Ideological education is not effective either. According to research by SNU, meetings of North Koreans to check and reflect on their past behavior on a regular basis did not affect their values at all. Sometimes, party cadres in charge of indoctrinating the people support capitalism more than ordinary citizens do. That means Kim’s struggle for “human reinvention” is nothing but an illusion. The more the regime stresses the importance of ideological “armament,” the more the people’s disgruntlement will grow. Some 60 percent of them viewed indoctrination negatively and only 10 percent positively. If their thinking does not change regardless of the regime’s methodical inputs of ideology, Kim’s march to convert his people into his loyalists will fail.

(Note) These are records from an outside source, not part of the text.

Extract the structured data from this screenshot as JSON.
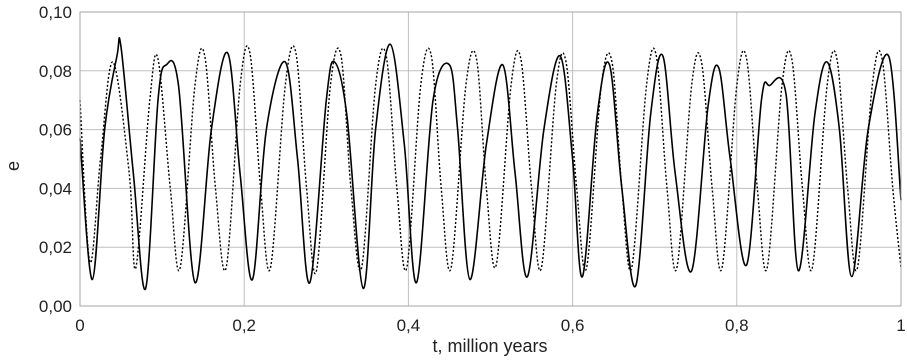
{
  "chart_data": {
    "type": "line",
    "xlabel": "t, million years",
    "ylabel": "e",
    "xlim": [
      0,
      1
    ],
    "ylim": [
      0,
      0.1
    ],
    "grid": true,
    "x_ticks": [
      "0",
      "0,2",
      "0,4",
      "0,6",
      "0,8",
      "1"
    ],
    "y_ticks": [
      "0,00",
      "0,02",
      "0,04",
      "0,06",
      "0,08",
      "0,10"
    ],
    "series": [
      {
        "style": "solid",
        "color": "#000000",
        "points": [
          [
            0.0,
            0.057
          ],
          [
            0.015,
            0.009
          ],
          [
            0.03,
            0.06
          ],
          [
            0.045,
            0.085
          ],
          [
            0.05,
            0.088
          ],
          [
            0.065,
            0.045
          ],
          [
            0.08,
            0.006
          ],
          [
            0.095,
            0.07
          ],
          [
            0.105,
            0.082
          ],
          [
            0.12,
            0.075
          ],
          [
            0.14,
            0.008
          ],
          [
            0.16,
            0.06
          ],
          [
            0.18,
            0.086
          ],
          [
            0.195,
            0.045
          ],
          [
            0.21,
            0.009
          ],
          [
            0.227,
            0.06
          ],
          [
            0.25,
            0.083
          ],
          [
            0.265,
            0.05
          ],
          [
            0.28,
            0.008
          ],
          [
            0.3,
            0.07
          ],
          [
            0.31,
            0.083
          ],
          [
            0.325,
            0.065
          ],
          [
            0.345,
            0.006
          ],
          [
            0.36,
            0.06
          ],
          [
            0.378,
            0.089
          ],
          [
            0.395,
            0.055
          ],
          [
            0.41,
            0.008
          ],
          [
            0.43,
            0.07
          ],
          [
            0.45,
            0.082
          ],
          [
            0.46,
            0.06
          ],
          [
            0.475,
            0.009
          ],
          [
            0.495,
            0.055
          ],
          [
            0.515,
            0.082
          ],
          [
            0.53,
            0.045
          ],
          [
            0.545,
            0.01
          ],
          [
            0.565,
            0.06
          ],
          [
            0.585,
            0.085
          ],
          [
            0.6,
            0.05
          ],
          [
            0.612,
            0.01
          ],
          [
            0.63,
            0.065
          ],
          [
            0.645,
            0.082
          ],
          [
            0.66,
            0.04
          ],
          [
            0.677,
            0.007
          ],
          [
            0.695,
            0.065
          ],
          [
            0.71,
            0.085
          ],
          [
            0.725,
            0.045
          ],
          [
            0.745,
            0.012
          ],
          [
            0.765,
            0.068
          ],
          [
            0.778,
            0.081
          ],
          [
            0.792,
            0.05
          ],
          [
            0.812,
            0.014
          ],
          [
            0.83,
            0.07
          ],
          [
            0.84,
            0.075
          ],
          [
            0.86,
            0.072
          ],
          [
            0.875,
            0.012
          ],
          [
            0.895,
            0.065
          ],
          [
            0.91,
            0.083
          ],
          [
            0.925,
            0.06
          ],
          [
            0.94,
            0.01
          ],
          [
            0.96,
            0.06
          ],
          [
            0.985,
            0.085
          ],
          [
            1.0,
            0.036
          ]
        ]
      },
      {
        "style": "dotted",
        "color": "#000000",
        "points": [
          [
            0.0,
            0.07
          ],
          [
            0.012,
            0.015
          ],
          [
            0.025,
            0.05
          ],
          [
            0.04,
            0.083
          ],
          [
            0.06,
            0.045
          ],
          [
            0.068,
            0.013
          ],
          [
            0.085,
            0.07
          ],
          [
            0.095,
            0.084
          ],
          [
            0.11,
            0.04
          ],
          [
            0.122,
            0.013
          ],
          [
            0.14,
            0.075
          ],
          [
            0.152,
            0.085
          ],
          [
            0.165,
            0.04
          ],
          [
            0.178,
            0.013
          ],
          [
            0.195,
            0.075
          ],
          [
            0.207,
            0.086
          ],
          [
            0.22,
            0.04
          ],
          [
            0.232,
            0.013
          ],
          [
            0.25,
            0.075
          ],
          [
            0.263,
            0.086
          ],
          [
            0.276,
            0.04
          ],
          [
            0.288,
            0.012
          ],
          [
            0.305,
            0.075
          ],
          [
            0.318,
            0.085
          ],
          [
            0.33,
            0.04
          ],
          [
            0.343,
            0.013
          ],
          [
            0.36,
            0.075
          ],
          [
            0.373,
            0.085
          ],
          [
            0.386,
            0.04
          ],
          [
            0.398,
            0.013
          ],
          [
            0.415,
            0.075
          ],
          [
            0.428,
            0.085
          ],
          [
            0.44,
            0.04
          ],
          [
            0.452,
            0.013
          ],
          [
            0.47,
            0.075
          ],
          [
            0.483,
            0.084
          ],
          [
            0.495,
            0.04
          ],
          [
            0.507,
            0.014
          ],
          [
            0.525,
            0.075
          ],
          [
            0.537,
            0.084
          ],
          [
            0.55,
            0.04
          ],
          [
            0.562,
            0.013
          ],
          [
            0.58,
            0.075
          ],
          [
            0.592,
            0.083
          ],
          [
            0.605,
            0.04
          ],
          [
            0.617,
            0.013
          ],
          [
            0.635,
            0.075
          ],
          [
            0.648,
            0.083
          ],
          [
            0.66,
            0.04
          ],
          [
            0.672,
            0.013
          ],
          [
            0.69,
            0.075
          ],
          [
            0.702,
            0.085
          ],
          [
            0.715,
            0.04
          ],
          [
            0.727,
            0.013
          ],
          [
            0.745,
            0.075
          ],
          [
            0.757,
            0.083
          ],
          [
            0.77,
            0.04
          ],
          [
            0.782,
            0.013
          ],
          [
            0.8,
            0.075
          ],
          [
            0.812,
            0.084
          ],
          [
            0.825,
            0.04
          ],
          [
            0.837,
            0.013
          ],
          [
            0.855,
            0.075
          ],
          [
            0.867,
            0.084
          ],
          [
            0.88,
            0.04
          ],
          [
            0.892,
            0.013
          ],
          [
            0.91,
            0.075
          ],
          [
            0.922,
            0.084
          ],
          [
            0.935,
            0.04
          ],
          [
            0.947,
            0.013
          ],
          [
            0.965,
            0.075
          ],
          [
            0.977,
            0.084
          ],
          [
            0.99,
            0.04
          ],
          [
            1.0,
            0.013
          ]
        ]
      }
    ]
  }
}
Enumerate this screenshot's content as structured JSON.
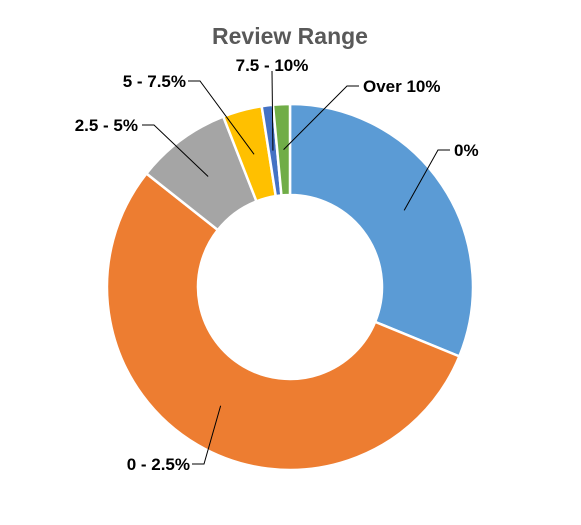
{
  "chart_data": {
    "type": "pie",
    "variant": "doughnut",
    "title": "Review Range",
    "categories": [
      "0%",
      "0 - 2.5%",
      "2.5 - 5%",
      "5 - 7.5%",
      "7.5 - 10%",
      "Over 10%"
    ],
    "values": [
      31.5,
      55.0,
      8.5,
      3.5,
      1.0,
      1.5
    ],
    "value_unit": "percent of reviews (estimated)",
    "colors": [
      "#5b9bd5",
      "#ed7d31",
      "#a5a5a5",
      "#ffc000",
      "#4472c4",
      "#70ad47"
    ],
    "start_angle": "12 o'clock",
    "direction": "clockwise",
    "legend": "none",
    "data_labels": "category names with leader lines"
  }
}
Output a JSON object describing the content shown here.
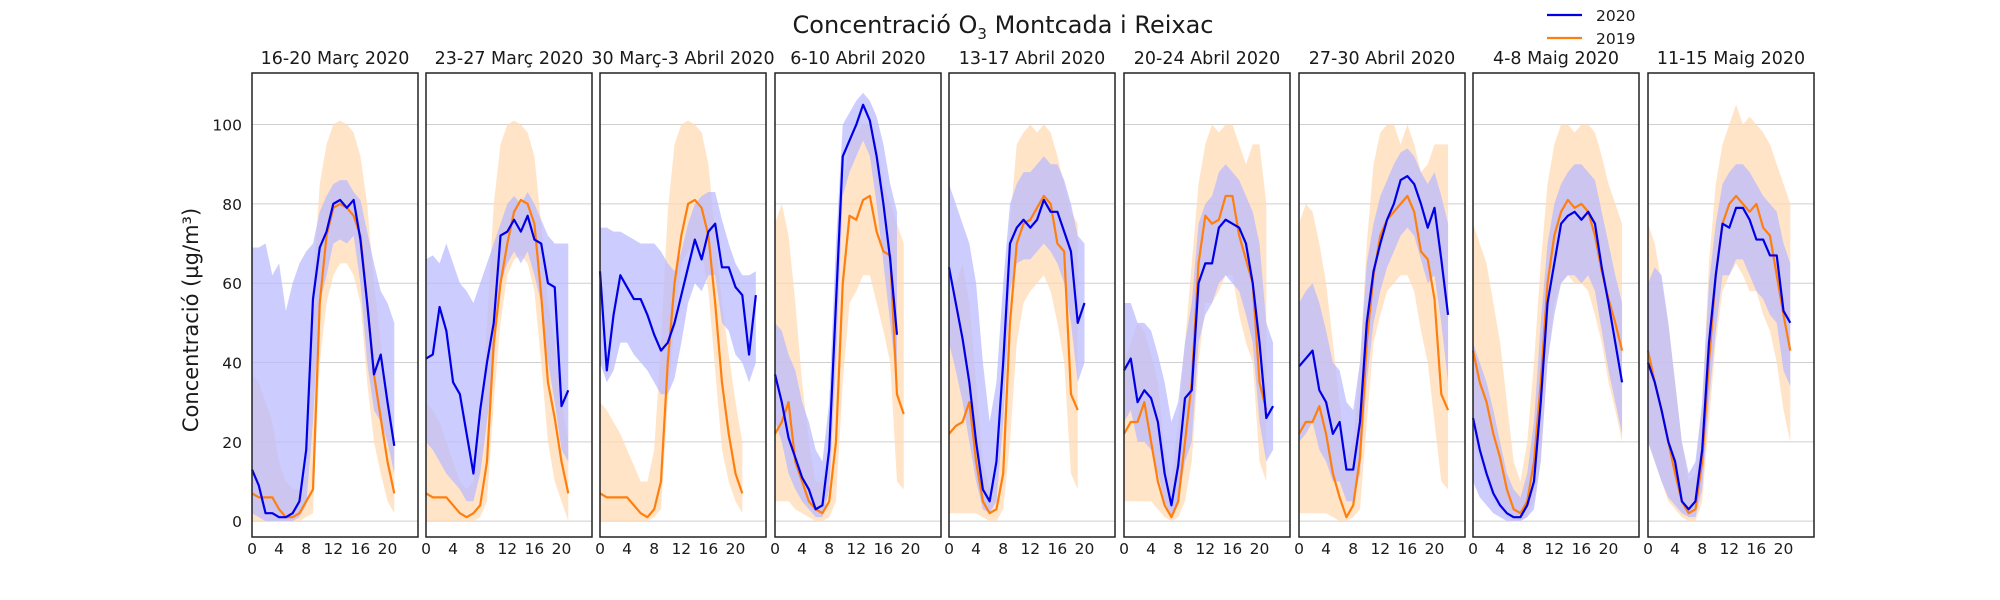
{
  "title_main": "Concentració O",
  "title_sub": "3",
  "title_rest": " Montcada i Reixac",
  "ylabel": "Concentració (µg/m³)",
  "legend": [
    {
      "label": "2020",
      "color": "#0000e6"
    },
    {
      "label": "2019",
      "color": "#ff7f0e"
    }
  ],
  "colors": {
    "s2020": "#0000e6",
    "s2019": "#ff7f0e",
    "band2020": "#b9b9ff",
    "band2019": "#ffd9b3"
  },
  "chart_data": {
    "type": "line",
    "ylim": [
      -4,
      113
    ],
    "xlim": [
      0,
      24.5
    ],
    "yticks": [
      0,
      20,
      40,
      60,
      80,
      100
    ],
    "xticks": [
      0,
      4,
      8,
      12,
      16,
      20
    ],
    "grid": "horizontal",
    "legend_position": "top-right",
    "hours": [
      0,
      1,
      2,
      3,
      4,
      5,
      6,
      7,
      8,
      9,
      10,
      11,
      12,
      13,
      14,
      15,
      16,
      17,
      18,
      19,
      20,
      21,
      22,
      23
    ],
    "panels": [
      {
        "title": "16-20 Març 2020",
        "s2020": [
          13,
          9,
          2,
          2,
          1,
          1,
          2,
          5,
          18,
          56,
          69,
          73,
          80,
          81,
          79,
          81,
          71,
          55,
          37,
          42,
          30,
          19
        ],
        "s2019": [
          7,
          6,
          6,
          6,
          3,
          1,
          1,
          2,
          5,
          8,
          55,
          72,
          79,
          80,
          79,
          77,
          72,
          55,
          37,
          26,
          15,
          7
        ],
        "band2020_hi": [
          69,
          69,
          70,
          62,
          65,
          53,
          60,
          65,
          68,
          70,
          78,
          82,
          85,
          86,
          86,
          83,
          81,
          73,
          65,
          58,
          55,
          50
        ],
        "band2020_lo": [
          2,
          1,
          0,
          0,
          0,
          0,
          0,
          1,
          4,
          25,
          55,
          62,
          70,
          71,
          70,
          72,
          60,
          40,
          28,
          25,
          20,
          12
        ],
        "band2019_hi": [
          37,
          35,
          30,
          25,
          15,
          10,
          8,
          8,
          12,
          60,
          85,
          95,
          100,
          101,
          100,
          98,
          92,
          80,
          60,
          45,
          30,
          20
        ],
        "band2019_lo": [
          0,
          0,
          0,
          0,
          0,
          0,
          0,
          0,
          1,
          2,
          40,
          55,
          62,
          65,
          65,
          62,
          55,
          35,
          20,
          12,
          5,
          2
        ]
      },
      {
        "title": "23-27 Març 2020",
        "s2020": [
          41,
          42,
          54,
          48,
          35,
          32,
          22,
          12,
          28,
          40,
          50,
          72,
          73,
          76,
          73,
          77,
          71,
          70,
          60,
          59,
          29,
          33
        ],
        "s2019": [
          7,
          6,
          6,
          6,
          4,
          2,
          1,
          2,
          4,
          15,
          45,
          60,
          70,
          78,
          81,
          80,
          75,
          57,
          35,
          26,
          15,
          7
        ],
        "band2020_hi": [
          66,
          67,
          65,
          70,
          65,
          60,
          58,
          55,
          60,
          65,
          70,
          75,
          80,
          82,
          80,
          83,
          80,
          76,
          72,
          70,
          70,
          70
        ],
        "band2020_lo": [
          20,
          18,
          15,
          12,
          10,
          8,
          5,
          5,
          12,
          25,
          40,
          60,
          65,
          68,
          65,
          68,
          62,
          55,
          40,
          30,
          18,
          15
        ],
        "band2019_hi": [
          30,
          28,
          25,
          20,
          15,
          10,
          8,
          10,
          20,
          50,
          80,
          95,
          100,
          101,
          100,
          98,
          92,
          75,
          55,
          45,
          30,
          20
        ],
        "band2019_lo": [
          0,
          0,
          0,
          0,
          0,
          0,
          0,
          0,
          1,
          5,
          30,
          50,
          62,
          66,
          67,
          65,
          58,
          40,
          20,
          10,
          5,
          0
        ]
      },
      {
        "title": "30 Març-3 Abril 2020",
        "s2020": [
          63,
          38,
          52,
          62,
          59,
          56,
          56,
          52,
          47,
          43,
          45,
          50,
          57,
          64,
          71,
          66,
          73,
          75,
          64,
          64,
          59,
          57,
          42,
          57
        ],
        "s2019": [
          7,
          6,
          6,
          6,
          6,
          4,
          2,
          1,
          3,
          10,
          40,
          60,
          72,
          80,
          81,
          79,
          72,
          55,
          35,
          22,
          12,
          7
        ],
        "band2020_hi": [
          74,
          74,
          73,
          73,
          72,
          71,
          70,
          70,
          70,
          68,
          65,
          63,
          68,
          75,
          80,
          82,
          83,
          83,
          76,
          70,
          65,
          62,
          62,
          63
        ],
        "band2020_lo": [
          40,
          35,
          38,
          45,
          45,
          42,
          40,
          38,
          35,
          32,
          32,
          36,
          45,
          55,
          60,
          58,
          62,
          62,
          50,
          48,
          42,
          40,
          35,
          40
        ],
        "band2019_hi": [
          30,
          28,
          25,
          22,
          18,
          14,
          10,
          10,
          18,
          45,
          78,
          95,
          100,
          101,
          100,
          98,
          90,
          72,
          55,
          42,
          30,
          20
        ],
        "band2019_lo": [
          0,
          0,
          0,
          0,
          0,
          0,
          0,
          0,
          1,
          3,
          30,
          50,
          65,
          68,
          70,
          68,
          58,
          38,
          18,
          10,
          5,
          2
        ]
      },
      {
        "title": "6-10 Abril 2020",
        "s2020": [
          37,
          30,
          21,
          16,
          11,
          8,
          3,
          4,
          18,
          55,
          92,
          96,
          100,
          105,
          101,
          92,
          80,
          66,
          47
        ],
        "s2019": [
          22,
          25,
          30,
          15,
          10,
          5,
          3,
          2,
          5,
          20,
          60,
          77,
          76,
          81,
          82,
          73,
          68,
          67,
          32,
          27
        ],
        "band2020_hi": [
          50,
          48,
          42,
          38,
          30,
          25,
          18,
          15,
          30,
          70,
          100,
          103,
          106,
          108,
          106,
          102,
          95,
          85,
          78
        ],
        "band2020_lo": [
          25,
          20,
          12,
          8,
          5,
          3,
          1,
          1,
          8,
          40,
          82,
          88,
          92,
          96,
          92,
          80,
          65,
          50,
          35
        ],
        "band2019_hi": [
          75,
          80,
          72,
          55,
          35,
          20,
          10,
          10,
          20,
          50,
          85,
          95,
          98,
          100,
          100,
          95,
          85,
          80,
          75,
          70
        ],
        "band2019_lo": [
          5,
          5,
          5,
          3,
          2,
          1,
          0,
          0,
          1,
          5,
          35,
          55,
          58,
          62,
          62,
          55,
          48,
          40,
          10,
          8
        ]
      },
      {
        "title": "13-17 Abril 2020",
        "s2020": [
          64,
          55,
          46,
          35,
          20,
          8,
          5,
          15,
          40,
          70,
          74,
          76,
          74,
          76,
          81,
          78,
          78,
          73,
          68,
          50,
          55
        ],
        "s2019": [
          22,
          24,
          25,
          30,
          15,
          5,
          2,
          3,
          12,
          50,
          70,
          75,
          76,
          79,
          82,
          80,
          70,
          68,
          32,
          28
        ],
        "band2020_hi": [
          85,
          80,
          75,
          70,
          60,
          40,
          25,
          35,
          60,
          80,
          85,
          88,
          88,
          90,
          92,
          90,
          90,
          86,
          80,
          72,
          70
        ],
        "band2020_lo": [
          45,
          38,
          30,
          20,
          10,
          3,
          2,
          5,
          25,
          58,
          65,
          66,
          66,
          68,
          70,
          68,
          65,
          60,
          50,
          35,
          40
        ],
        "band2019_hi": [
          55,
          60,
          65,
          55,
          35,
          15,
          8,
          10,
          30,
          75,
          95,
          98,
          100,
          98,
          100,
          98,
          92,
          85,
          78,
          75
        ],
        "band2019_lo": [
          2,
          2,
          2,
          2,
          2,
          1,
          0,
          0,
          3,
          20,
          45,
          55,
          58,
          60,
          62,
          58,
          50,
          40,
          12,
          8
        ]
      },
      {
        "title": "20-24 Abril 2020",
        "s2020": [
          38,
          41,
          30,
          33,
          31,
          25,
          12,
          4,
          14,
          31,
          33,
          60,
          65,
          65,
          74,
          76,
          75,
          74,
          70,
          60,
          45,
          26,
          29
        ],
        "s2019": [
          22,
          25,
          25,
          30,
          20,
          10,
          4,
          1,
          5,
          20,
          35,
          65,
          77,
          75,
          76,
          82,
          82,
          72,
          66,
          60,
          35,
          28
        ],
        "band2020_hi": [
          55,
          55,
          50,
          50,
          48,
          42,
          35,
          25,
          30,
          45,
          55,
          75,
          80,
          82,
          88,
          90,
          88,
          86,
          82,
          78,
          70,
          50,
          45
        ],
        "band2020_lo": [
          25,
          28,
          20,
          20,
          18,
          12,
          5,
          1,
          5,
          15,
          20,
          45,
          52,
          55,
          60,
          62,
          60,
          58,
          52,
          45,
          25,
          15,
          18
        ],
        "band2019_hi": [
          40,
          45,
          50,
          48,
          42,
          35,
          18,
          10,
          25,
          45,
          65,
          85,
          95,
          100,
          98,
          100,
          100,
          95,
          90,
          95,
          95,
          80
        ],
        "band2019_lo": [
          5,
          5,
          5,
          5,
          5,
          3,
          1,
          0,
          1,
          5,
          15,
          40,
          55,
          55,
          58,
          62,
          62,
          52,
          45,
          40,
          15,
          10
        ]
      },
      {
        "title": "27-30 Abril 2020",
        "s2020": [
          39,
          41,
          43,
          33,
          30,
          22,
          25,
          13,
          13,
          25,
          50,
          63,
          70,
          76,
          80,
          86,
          87,
          85,
          80,
          74,
          79,
          66,
          52
        ],
        "s2019": [
          22,
          25,
          25,
          29,
          22,
          12,
          6,
          1,
          4,
          16,
          45,
          62,
          72,
          76,
          78,
          80,
          82,
          78,
          68,
          66,
          56,
          32,
          28
        ],
        "band2020_hi": [
          55,
          58,
          60,
          55,
          48,
          40,
          38,
          30,
          28,
          40,
          65,
          75,
          82,
          86,
          90,
          93,
          94,
          92,
          88,
          85,
          88,
          82,
          75
        ],
        "band2020_lo": [
          20,
          22,
          25,
          18,
          15,
          10,
          10,
          5,
          5,
          12,
          35,
          50,
          58,
          64,
          68,
          72,
          74,
          72,
          66,
          60,
          62,
          50,
          35
        ],
        "band2019_hi": [
          75,
          80,
          78,
          70,
          60,
          45,
          30,
          15,
          20,
          40,
          70,
          90,
          98,
          100,
          100,
          95,
          100,
          95,
          88,
          90,
          95,
          95,
          95
        ],
        "band2019_lo": [
          2,
          2,
          2,
          2,
          2,
          1,
          0,
          0,
          1,
          3,
          25,
          45,
          52,
          58,
          60,
          62,
          62,
          58,
          48,
          40,
          25,
          10,
          8
        ]
      },
      {
        "title": "4-8 Maig 2020",
        "s2020": [
          26,
          18,
          12,
          7,
          4,
          2,
          1,
          1,
          4,
          10,
          30,
          55,
          65,
          75,
          77,
          78,
          76,
          78,
          75,
          64,
          55,
          45,
          35
        ],
        "s2019": [
          43,
          35,
          30,
          22,
          16,
          8,
          3,
          2,
          5,
          15,
          35,
          60,
          72,
          78,
          81,
          79,
          80,
          78,
          72,
          63,
          56,
          50,
          43
        ],
        "band2020_hi": [
          45,
          40,
          35,
          28,
          20,
          12,
          8,
          6,
          12,
          25,
          50,
          70,
          80,
          85,
          88,
          90,
          90,
          88,
          86,
          78,
          70,
          62,
          55
        ],
        "band2020_lo": [
          10,
          6,
          4,
          2,
          1,
          0,
          0,
          0,
          1,
          3,
          15,
          40,
          52,
          60,
          62,
          62,
          60,
          62,
          58,
          48,
          38,
          30,
          22
        ],
        "band2019_hi": [
          75,
          70,
          65,
          55,
          45,
          30,
          15,
          10,
          20,
          40,
          65,
          85,
          95,
          100,
          100,
          98,
          100,
          100,
          98,
          92,
          85,
          80,
          75
        ],
        "band2019_lo": [
          20,
          15,
          10,
          5,
          3,
          1,
          0,
          0,
          1,
          5,
          15,
          40,
          55,
          60,
          62,
          60,
          60,
          58,
          52,
          45,
          35,
          28,
          20
        ]
      },
      {
        "title": "11-15 Maig 2020",
        "s2020": [
          40,
          35,
          28,
          20,
          15,
          5,
          3,
          5,
          18,
          45,
          62,
          75,
          74,
          79,
          79,
          76,
          71,
          71,
          67,
          67,
          53,
          50
        ],
        "s2019": [
          43,
          35,
          28,
          20,
          12,
          5,
          2,
          3,
          15,
          40,
          62,
          75,
          80,
          82,
          80,
          78,
          80,
          74,
          72,
          62,
          52,
          43
        ],
        "band2020_hi": [
          60,
          64,
          62,
          50,
          35,
          20,
          12,
          15,
          30,
          60,
          75,
          85,
          88,
          90,
          90,
          88,
          85,
          82,
          80,
          78,
          70,
          65
        ],
        "band2020_lo": [
          20,
          15,
          10,
          6,
          4,
          2,
          1,
          1,
          8,
          30,
          48,
          62,
          62,
          66,
          66,
          62,
          58,
          56,
          52,
          50,
          38,
          34
        ],
        "band2019_hi": [
          75,
          70,
          60,
          50,
          35,
          20,
          10,
          12,
          30,
          65,
          85,
          95,
          100,
          105,
          100,
          102,
          100,
          98,
          95,
          90,
          85,
          80
        ],
        "band2019_lo": [
          20,
          15,
          10,
          5,
          3,
          1,
          0,
          0,
          5,
          25,
          45,
          58,
          62,
          65,
          62,
          58,
          58,
          52,
          48,
          40,
          28,
          20
        ]
      }
    ]
  }
}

We saw the same conclusion in humankind’s experiment with socialism. Karl Mark’s claim that human selfishness will naturally disappear under Communism because it is a byproduct of the capitalist system pushed the Soviet economy into historical levels of chaos. After pressing ahead with economic policy based on such a belief after the 1917 Bolshevik Revolution, the Soviets had to see their industrial output in 1920 drop by 80 percent compared to 1913. After learning a lesson, the Soviet Union practically dumped its campaign for human reinvention since the 1930s. Why would it not do so when its methodical push to change human instincts through brainwashing, surveillance and punishment was unsuccessful? “Homo Sovieticus,” published in 1981 by Soviet sociologist Aleksandr Zinovyev, satirically pointed out that socialism fueled the pursuit of self-interest in a degraded form rather than nurturing altruism.

Mao Zedong launched China’s Cultural Revolution in 1966 after picking up the human reinvention theory the Soviets tossed into the dustbin nearly four decades earlier. In his famous 1974 book “Logic of a Transitional Era,” late scholar Lee Young-hee praised Chinese people for “sleeping in the field to sleep less in a battle to build a paradise of socialism” as if the revolution had succeeded. But Lee turned a blind eye to the brutalities of the revolution such as countless deaths, unjustifiable violence and forced migrations. His book could see the revolution from a drastically different angle, but failed to see reality. Eventually, China abandoned the human reinvention concept and started so-called reforms and opening up in 1978.

Kim Jong-un’s resorting to a defunct idea testifies to the desperate need to stabilize his country and keep mounting public disgruntlement from being squarely leveled at his regime. But it will only exacerbate the situation. A majority of North Koreans who have tasted the sweetness of the market hate to spend time listening to indoctrination from the regime. They give bribes to officials to avoid such classes. If corruption is consolidated between ordinary citizens and officials, Kim’s control is doomed.

Kim’s reinvention drive is nothing but a paper shield to fend off the ramifications of international sanctions. Despite his demand for party members’ loyalty, they are already enthralled by the market. The people who most successfully adapted to the monumental change of Communism to capitalism in the Soviet Union and Eastern Bloc were members of the communist party as they abhorred the socialist system and yearned for its demise more than anybody else.

The Moon Jae-in administration must not give up on the denuclearization of North Korea. Kim’s desperation to find a breakthrough in the crisis suggests he has taken a step closer to the moment of truth. Self-reliance and human reinvention simply does not work. Pyongyang should know that its dependence on Beijing is not promising either. That’s the only way to peace on the Korean Peninsula.